When Winston Blackmore, who only gets to run half of Bountiful since the split - the other half follow the so-called prophet Warren Jeffs, who is currently rotting in prison for a sexual molestation conviction (it's all too sordid) - when the good Mr. Blackmore was asked in an interview how he would feel about women marrying more than one man, he appeared ready to vomit and said it was 'disgusting'. He claims this would be against the word of God.

What I find 'disgusting', is invoking the word of God to justify marrying 26 wives and having about 80 children. What I find 'disgusting' is using women as livestock and then being sanctimonious, because, after all, other men have affairs. What does he mean to imply? Men are such blind slaves to sexual desire they can't control themselves? Men are like animals? I'm endlessly amazed by those who would have us believe that men should hold positions of moral authority while at the same time claiming that men can't 'help themselves'. Isn't this just a little insulting to men themselves?

Wally Opal, the Attorney General of B.C., has stated that he is against polygamy, but apparently all the legal minds surrounding him claim that even though polygamy is illegal, it would be difficult to prosecute because it may be an out-dated law. Something to do with consenting adults, a new era of permissiveness, and increasing secularism: we should allow polygamy because it's all about free love and nothing to do with religious exploitation of women.

The stench from the bullshit is blinding. Where is the proof that secularism is on the rise? It is Christian fundamentalism that is on the rise, and demands from religious groups of all kinds for special rights. And what's this rubbish about consenting adults? Teenage girls, even if 16 or 18 years old, who have been raised to believe in a God that will punish them and damn them to hell if they don't follow the laws of the prophet, can hardly be considered to be 'consenting adults'.

There is a whole new movement of Christians other than the FLDS, in the U.S. and Canada, who claim that polygamy should be legal because it is sanctioned by the Bible. Is this a badly thought out joke? Just as an aside, the Bible also condones sacrificing your sons to God. We don't get to pick and choose what we want from a book written during barbaric times and claim: if it was written it is so!

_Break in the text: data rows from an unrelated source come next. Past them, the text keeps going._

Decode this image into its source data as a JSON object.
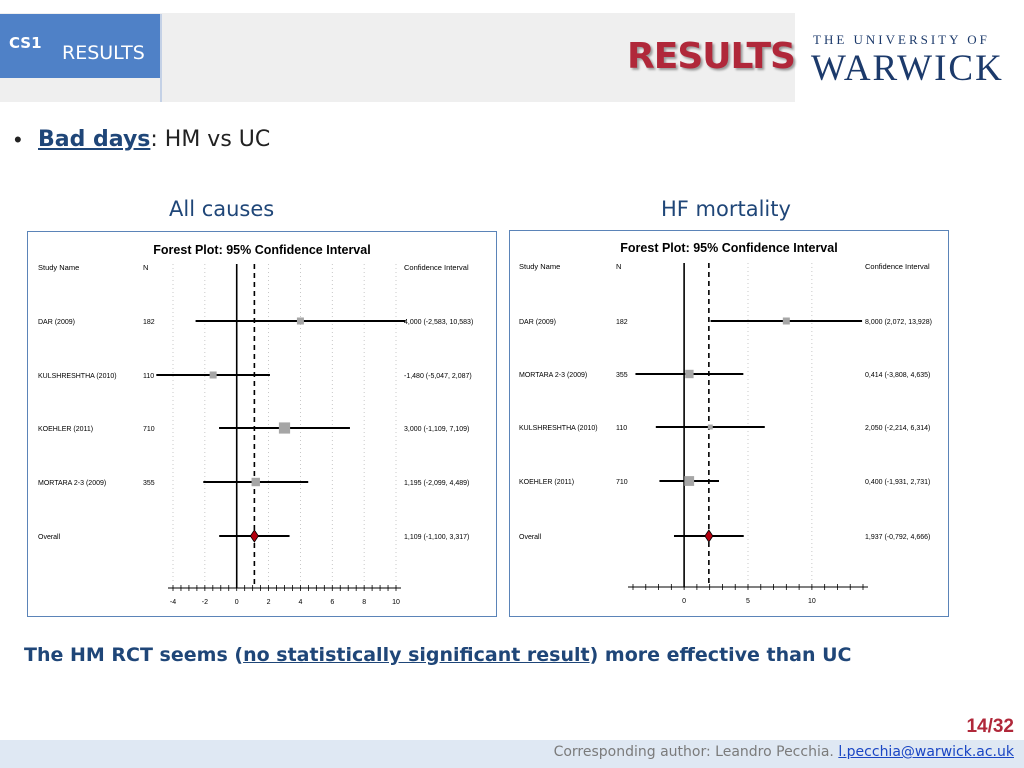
{
  "header": {
    "tab_code": "CS1",
    "tab_label": "RESULTS",
    "title": "RESULTS",
    "logo_top": "THE UNIVERSITY OF",
    "logo_main": "WARWICK"
  },
  "bullet": {
    "term": "Bad days",
    "rest": ": HM vs UC"
  },
  "panels": {
    "left_title": "All causes",
    "right_title": "HF mortality"
  },
  "conclusion": {
    "before": "The HM RCT seems (",
    "underlined": "no statistically significant result",
    "after": ") more effective than UC"
  },
  "page": {
    "number": "14/32"
  },
  "footer": {
    "label": "Corresponding author: Leandro Pecchia. ",
    "email": "l.pecchia@warwick.ac.uk"
  },
  "colors": {
    "accent": "#b0283a",
    "navy": "#1f4678",
    "tab": "#4f81c7",
    "diamond": "#b4000f"
  },
  "chart_data": [
    {
      "type": "forest",
      "title": "Forest Plot: 95% Confidence Interval",
      "columns": [
        "Study Name",
        "N",
        "Confidence Interval"
      ],
      "xlim": [
        -4,
        10
      ],
      "xticks": [
        "-4",
        "-2",
        "0",
        "2",
        "4",
        "6",
        "8",
        "10"
      ],
      "xtick_values": [
        -4,
        -2,
        0,
        2,
        4,
        6,
        8,
        10
      ],
      "minor_tick_step": 0.5,
      "null_line": 0,
      "dashed_line": 1.109,
      "rows": [
        {
          "name": "DAR (2009)",
          "n": "182",
          "est": 4.0,
          "lo": -2.583,
          "hi": 10.583,
          "ci": "4,000 (-2,583, 10,583)",
          "weight": 1.0
        },
        {
          "name": "KULSHRESHTHA (2010)",
          "n": "110",
          "est": -1.48,
          "lo": -5.047,
          "hi": 2.087,
          "ci": "-1,480 (-5,047, 2,087)",
          "weight": 1.0
        },
        {
          "name": "KOEHLER (2011)",
          "n": "710",
          "est": 3.0,
          "lo": -1.109,
          "hi": 7.109,
          "ci": "3,000 (-1,109, 7,109)",
          "weight": 1.6
        },
        {
          "name": "MORTARA 2-3 (2009)",
          "n": "355",
          "est": 1.195,
          "lo": -2.099,
          "hi": 4.489,
          "ci": "1,195 (-2,099, 4,489)",
          "weight": 1.2
        }
      ],
      "overall": {
        "name": "Overall",
        "est": 1.109,
        "lo": -1.1,
        "hi": 3.317,
        "ci": "1,109 (-1,100, 3,317)"
      }
    },
    {
      "type": "forest",
      "title": "Forest Plot: 95% Confidence Interval",
      "columns": [
        "Study Name",
        "N",
        "Confidence Interval"
      ],
      "xlim": [
        -4,
        14
      ],
      "xticks": [
        "0",
        "5",
        "10"
      ],
      "xtick_values": [
        0,
        5,
        10
      ],
      "minor_tick_step": 1,
      "null_line": 0,
      "dashed_line": 1.937,
      "rows": [
        {
          "name": "DAR (2009)",
          "n": "182",
          "est": 8.0,
          "lo": 2.072,
          "hi": 13.928,
          "ci": "8,000 (2,072, 13,928)",
          "weight": 1.0
        },
        {
          "name": "MORTARA 2-3 (2009)",
          "n": "355",
          "est": 0.414,
          "lo": -3.808,
          "hi": 4.635,
          "ci": "0,414 (-3,808, 4,635)",
          "weight": 1.2
        },
        {
          "name": "KULSHRESHTHA (2010)",
          "n": "110",
          "est": 2.05,
          "lo": -2.214,
          "hi": 6.314,
          "ci": "2,050 (-2,214, 6,314)",
          "weight": 0.7
        },
        {
          "name": "KOEHLER (2011)",
          "n": "710",
          "est": 0.4,
          "lo": -1.931,
          "hi": 2.731,
          "ci": "0,400 (-1,931, 2,731)",
          "weight": 1.4
        }
      ],
      "overall": {
        "name": "Overall",
        "est": 1.937,
        "lo": -0.792,
        "hi": 4.666,
        "ci": "1,937 (-0,792, 4,666)"
      }
    }
  ]
}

If these proponents of 'polygamy' knew what the word meant, you can bet they wouldn't run around jabbering about the word of God supporting a practice that would include the possibility of one woman marrying many men.

But then, this possibility seems far fetched, it has never been part of Western culture, and if there was any group in Canada that practiced polyandry, the women with many husbands would be dragged off to court faster than you can say 'Charter of Rights and Freedoms'.

The cental problem is (drum roll please): religious freedoms. The concept of religious freedoms came long before the notion of women's equality, and that's where the conflict begins. The idea behind religious freedoms was to give men the freedom to follow the religion of their choice, and arose during a time when men were persecuted for following the 'wrong' religion and when minority religions were often outright banned.

Perhaps it is religious freedoms which are outdated, and not the law against polygamy. After all, why do we need religious freedoms enshrined when we live in a multi-cultural society that accepts all forms of faith? Religious freedom should not, after all, be about having a free pass to oppress women within the religious group by using the phrase 'it's the word of God' as a knee jerk defense to any criticism.

Now, if women's equal rights were truly upheld in Canada, the leaders of Bountiful could be prosecuted, whether or not polygamy was legal, because they give rights to men not accorded to women. But we don't prosecute inequality within religious institutions. That would open up the 'can of worms' that lawyers, judges, and politicians quietly fret about when it comes to Bountiful. What, for example, would we do with the Catholic Church, which forbids the ordination of women? Hmm…..the can of worms is the size of Mount Everest.